Lise a troqué son rituel quotidien pour de grands verres d'eau fraîche. «Je me suis offert une belle bouteille que je remplis d'eau et que je conserve au réfrigérateur», explique-t-elle. De son côté, Karine n'éprouve aucun remords par rapport à sa consommation d'alcool, qu'elle qualifie de festive. Cependant, elle s'accorde chaque semaine un petit répit: «Je ne consomme rien du lundi au mercredi. Ce n'est pas nécessairement pour me limiter, mais plutôt pour contrôler les calories et éviter de me retrouver avec une bedaine de bière!»
À lire avant de lever notre verre
- Éduc'alcool, pour calculer notre taux d'alcoolémie.
- Centre de toxicomanie et de santé mentale, outil pour évaluer notre consommation d'alcool.
- Alcochoix +: un programme de prévention destiné aux adultes qui considèrent boire trop (maximum de 35 consommations par semaine) et craignent de perdre le contrôle. Offert dans les CLSC.
Carnet de bord: 2 semaines sans apéro
Julie, 41 ans, est une bonne vivante qui aime bien prendre son verre de vin quotidien. Parfois plus, selon les occasions. Pour nous, elle a accepté de passer deux semaines sans boire d'alcool. Tout un défi!
Semaine 1
D'emblée, je crois que ce sera assez facile! Cette pause «obligatoire» me permettra d'observer mes habitudes de consommation. Je me demande si ce petit plaisir ne serait pas plutôt une dépendance... On verra bien!
Le premier soir «sans», je savoure un excellent steak sans boire de vin... Agréable malgré tout, mais un souper aux chandelles sans vin tombe un peu à plat. Deux semaines d'abstinence, ce sera long! Puis, les jours se suivent et je me sens comme au temps du carême. Je me rends compte à quel point j'apprécie le vin et que sans lui la vie n'est pas la même.
C'est durant mon atelier d'art visuel que je m'aperçois que le vin me manque pas mal. D'habitude, je prends deux verres de rouge au souper, juste avant, pour mieux me laisser aller, mais pas cette fois-ci. J'ai vraiment l'impression de ne pas être tout à fait là.
Fin de la semaine... On célèbre? Pas moi! Un 5 à 7 au jus de canneberge, non merci! Je passe mon tour en me disant que je me rattraperai la semaine prochaine.
Semaine 2
Une autre semaine de sobriété qui commence, mais ce n'est pas tristounet pour autant. Au fur et à mesure que les journées sans alcool défilent, je découvre que je peux être de bonne humeur sans boire d'apéro. Ce constat est très rassurant, car je me sens libre et non dépendante de ma consommation d'alcool. J'ai l'impression que c'est maintenant plus agréable de passer plusieurs jours sans consommer. Étonnamment, je me sens plus en forme. De retour à l'atelier d'art visuel, une tornade d'émotions m'habite et éclate sur la toile.
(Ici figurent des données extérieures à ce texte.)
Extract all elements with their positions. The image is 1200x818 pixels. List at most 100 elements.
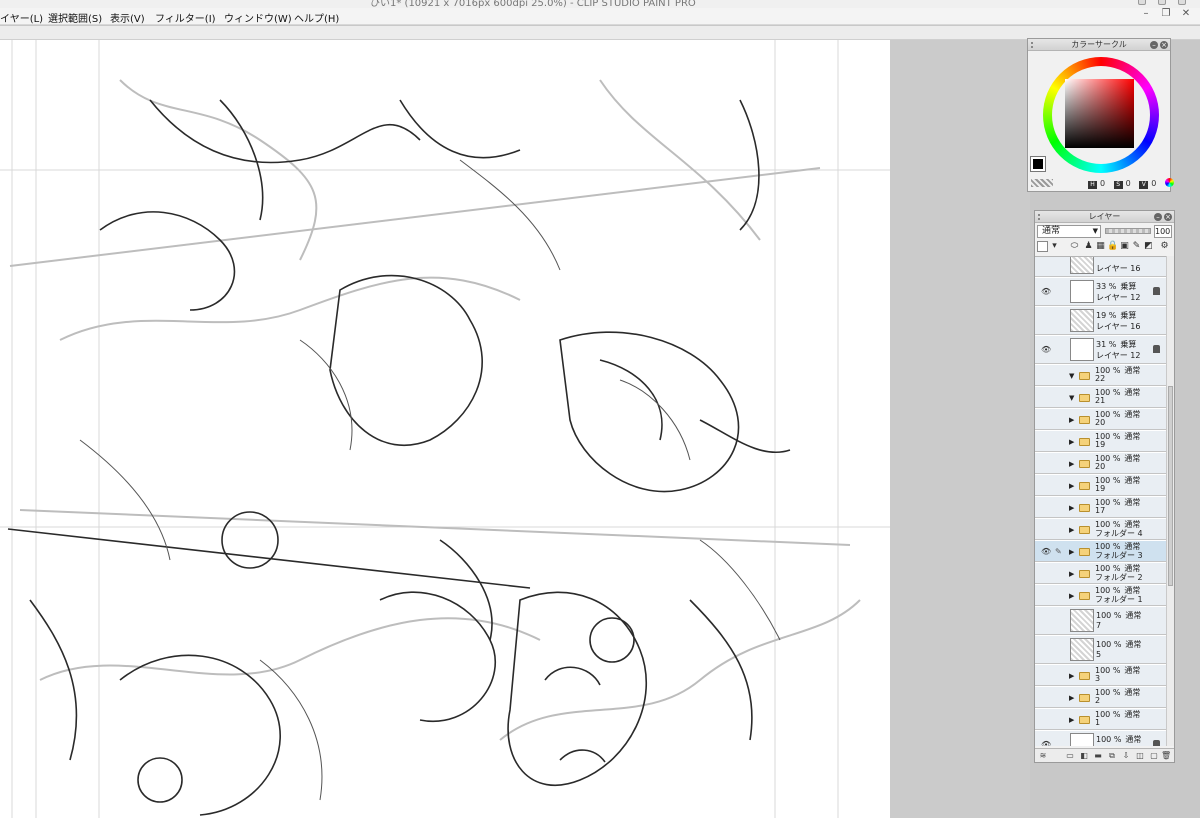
layer-name[interactable]: 2 [1095, 696, 1100, 705]
layer-mask-icon[interactable]: ◩ [1143, 241, 1154, 252]
new-raster-layer-icon[interactable]: ▭ [1065, 751, 1075, 761]
visibility-eye-icon[interactable]: 👁 [1041, 547, 1051, 556]
visibility-eye-icon[interactable]: 👁 [1041, 345, 1051, 354]
expand-folder-icon[interactable]: ▶ [1069, 460, 1074, 468]
lock-icon[interactable] [1153, 287, 1160, 295]
expand-folder-icon[interactable]: ▶ [1069, 504, 1074, 512]
panel-close-icon[interactable]: × [1164, 213, 1172, 221]
layer-folder-row[interactable]: ▶ 100 % 通常 フォルダー 1 [1035, 585, 1166, 606]
layer-name[interactable]: 20 [1095, 418, 1105, 427]
transparent-color-swatch[interactable] [1031, 179, 1053, 187]
layer-scrollbar[interactable] [1166, 256, 1174, 746]
opacity-slider[interactable] [1105, 228, 1151, 234]
lock-icon[interactable] [1153, 740, 1160, 746]
layer-folder-row[interactable]: ▶ 100 % 通常 19 [1035, 431, 1166, 452]
expand-folder-icon[interactable]: ▶ [1069, 438, 1074, 446]
trash-icon[interactable]: 🗑 [1161, 751, 1171, 761]
draft-layer-icon[interactable]: ✎ [1131, 241, 1142, 252]
hsv-s-value[interactable]: 0 [1126, 179, 1131, 188]
layer-name[interactable]: レイヤー 16 [1096, 263, 1140, 274]
layer-folder-row[interactable]: ▶ 100 % 通常 フォルダー 4 [1035, 519, 1166, 540]
main-color-swatch[interactable] [1030, 156, 1046, 172]
layer-name[interactable]: フォルダー 1 [1095, 594, 1143, 605]
layer-name[interactable]: レイヤー 12 [1096, 350, 1140, 361]
mdi-minimize-icon[interactable]: – [1140, 8, 1152, 20]
minimize-button[interactable] [1138, 0, 1146, 5]
copy-layer-icon[interactable]: ⧉ [1107, 751, 1117, 761]
layer-name[interactable]: 19 [1095, 484, 1105, 493]
saturation-value-square[interactable] [1065, 79, 1134, 148]
lock-transparency-icon[interactable]: ▦ [1095, 241, 1106, 252]
layer-name[interactable]: レイヤー 16 [1096, 321, 1140, 332]
visibility-eye-icon[interactable]: 👁 [1041, 287, 1051, 296]
expand-folder-icon[interactable]: ▶ [1069, 716, 1074, 724]
menu-layer[interactable]: イヤー(L) [0, 10, 43, 25]
layer-name[interactable]: フォルダー 2 [1095, 572, 1143, 583]
layer-folder-row[interactable]: ▶ 100 % 通常 20 [1035, 409, 1166, 430]
layer-row[interactable]: 👁 100 %通常用紙 [1035, 731, 1166, 746]
layer-folder-row[interactable]: ▼ 100 % 通常 21 [1035, 387, 1166, 408]
reference-layer-icon[interactable]: ♟ [1083, 241, 1094, 252]
layer-folder-row[interactable]: ▶ 100 % 通常 1 [1035, 709, 1166, 730]
menu-selection[interactable]: 選択範囲(S) [48, 10, 102, 25]
layer-name[interactable]: 21 [1095, 396, 1105, 405]
expand-folder-icon[interactable]: ▶ [1069, 592, 1074, 600]
collapse-folder-icon[interactable]: ▼ [1069, 394, 1074, 402]
layer-panel-titlebar[interactable]: レイヤー – × [1035, 211, 1174, 223]
merge-layer-icon[interactable]: ◫ [1135, 751, 1145, 761]
opacity-value[interactable]: 100 [1154, 225, 1172, 238]
layer-palette-icon[interactable]: ≋ [1038, 751, 1048, 761]
layer-color-icon[interactable] [1037, 241, 1048, 252]
layer-name[interactable]: 1 [1095, 718, 1100, 727]
layer-name[interactable]: 用紙 [1096, 745, 1112, 746]
menu-view[interactable]: 表示(V) [110, 10, 145, 25]
layer-folder-row[interactable]: ▶ 100 % 通常 20 [1035, 453, 1166, 474]
layer-folder-row[interactable]: ▶ 100 % 通常 17 [1035, 497, 1166, 518]
layer-folder-row[interactable]: ▶ 100 % 通常 19 [1035, 475, 1166, 496]
layer-name[interactable]: 20 [1095, 462, 1105, 471]
layer-name[interactable]: 7 [1096, 621, 1101, 630]
layer-row[interactable]: 100 % 通常 5 [1035, 636, 1166, 664]
blend-mode-select[interactable]: 通常 ▼ [1037, 225, 1101, 238]
expand-folder-icon[interactable]: ▶ [1069, 694, 1074, 702]
mdi-restore-icon[interactable]: ❐ [1160, 8, 1172, 20]
layer-name[interactable]: レイヤー 12 [1096, 292, 1140, 303]
layer-folder-row[interactable]: 👁 ✎ ▶ 100 % 通常 フォルダー 3 [1035, 541, 1166, 562]
settings-icon[interactable]: ⚙ [1159, 241, 1170, 252]
hsv-h-value[interactable]: 0 [1100, 179, 1105, 188]
panel-close-icon[interactable]: × [1160, 41, 1168, 49]
expand-folder-icon[interactable]: ▶ [1069, 526, 1074, 534]
layer-name[interactable]: 19 [1095, 440, 1105, 449]
maximize-button[interactable] [1158, 0, 1166, 5]
mask-create-icon[interactable]: ▢ [1149, 751, 1159, 761]
scrollbar-thumb[interactable] [1168, 386, 1173, 586]
lock-layer-icon[interactable]: 🔒 [1107, 241, 1118, 252]
layer-list[interactable]: レイヤー 16 👁 33 % 乗算 レイヤー 12 19 % 乗算 レイヤー 16 👁 31 % 乗… [1035, 256, 1166, 746]
layer-row[interactable]: 👁 31 % 乗算 レイヤー 12 [1035, 336, 1166, 364]
color-mode-icon[interactable] [1164, 178, 1174, 187]
dropdown-icon[interactable]: ▾ [1049, 241, 1060, 252]
mdi-close-icon[interactable]: ✕ [1180, 8, 1192, 20]
expand-folder-icon[interactable]: ▶ [1069, 416, 1074, 424]
clipping-icon[interactable]: ⬭ [1069, 241, 1080, 252]
layer-row[interactable]: 👁 33 % 乗算 レイヤー 12 [1035, 278, 1166, 306]
drawing-paper[interactable] [0, 40, 890, 818]
visibility-eye-icon[interactable]: 👁 [1041, 740, 1051, 746]
new-folder-icon[interactable]: ▬ [1093, 751, 1103, 761]
collapse-folder-icon[interactable]: ▼ [1069, 372, 1074, 380]
panel-minimize-icon[interactable]: – [1154, 213, 1162, 221]
panel-minimize-icon[interactable]: – [1150, 41, 1158, 49]
layer-name[interactable]: 22 [1095, 374, 1105, 383]
layer-folder-row[interactable]: ▼ 100 % 通常 22 [1035, 365, 1166, 386]
layer-row[interactable]: レイヤー 16 [1035, 257, 1166, 277]
close-button[interactable] [1178, 0, 1186, 5]
canvas-area[interactable] [0, 40, 1030, 818]
layer-name[interactable]: 17 [1095, 506, 1105, 515]
menu-filter[interactable]: フィルター(I) [155, 10, 216, 25]
menu-help[interactable]: ヘルプ(H) [294, 10, 339, 25]
expand-folder-icon[interactable]: ▶ [1069, 548, 1074, 556]
hsv-v-value[interactable]: 0 [1151, 179, 1156, 188]
layer-name[interactable]: 3 [1095, 674, 1100, 683]
menu-window[interactable]: ウィンドウ(W) [224, 10, 292, 25]
layer-folder-row[interactable]: ▶ 100 % 通常 2 [1035, 687, 1166, 708]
Je constate que je n'ai pas besoin de vin pour avoir de l'inspiration. Une béquille de moins!
Dernier soir: mission accomplie! Demain, je prendrai un bon repas accompagné d'un grand verre de rouge. Je retrouve le vin avec bonheur, tout en sachant que je peux être sobre. Ce n'est pas une vilaine idée de refermer la bouteille de temps à autre, histoire de voir qu'on contrôle toujours bien notre consommation. Santé!
Mes conclusions: Cet exercice m'a rendue un peu plus consciente de mes habitudes de consommation. Au lieu de surfer sur la vague du «buzz» généré par l'alcool, j'ai plongé en moi pour comprendre ce que je cherchais parfois à fuir dans le vin. Je suis quand même heureuse de constater que, même si j'ai un léger penchant pour l'alcool, je sais m'abstenir quand c'est nécessaire.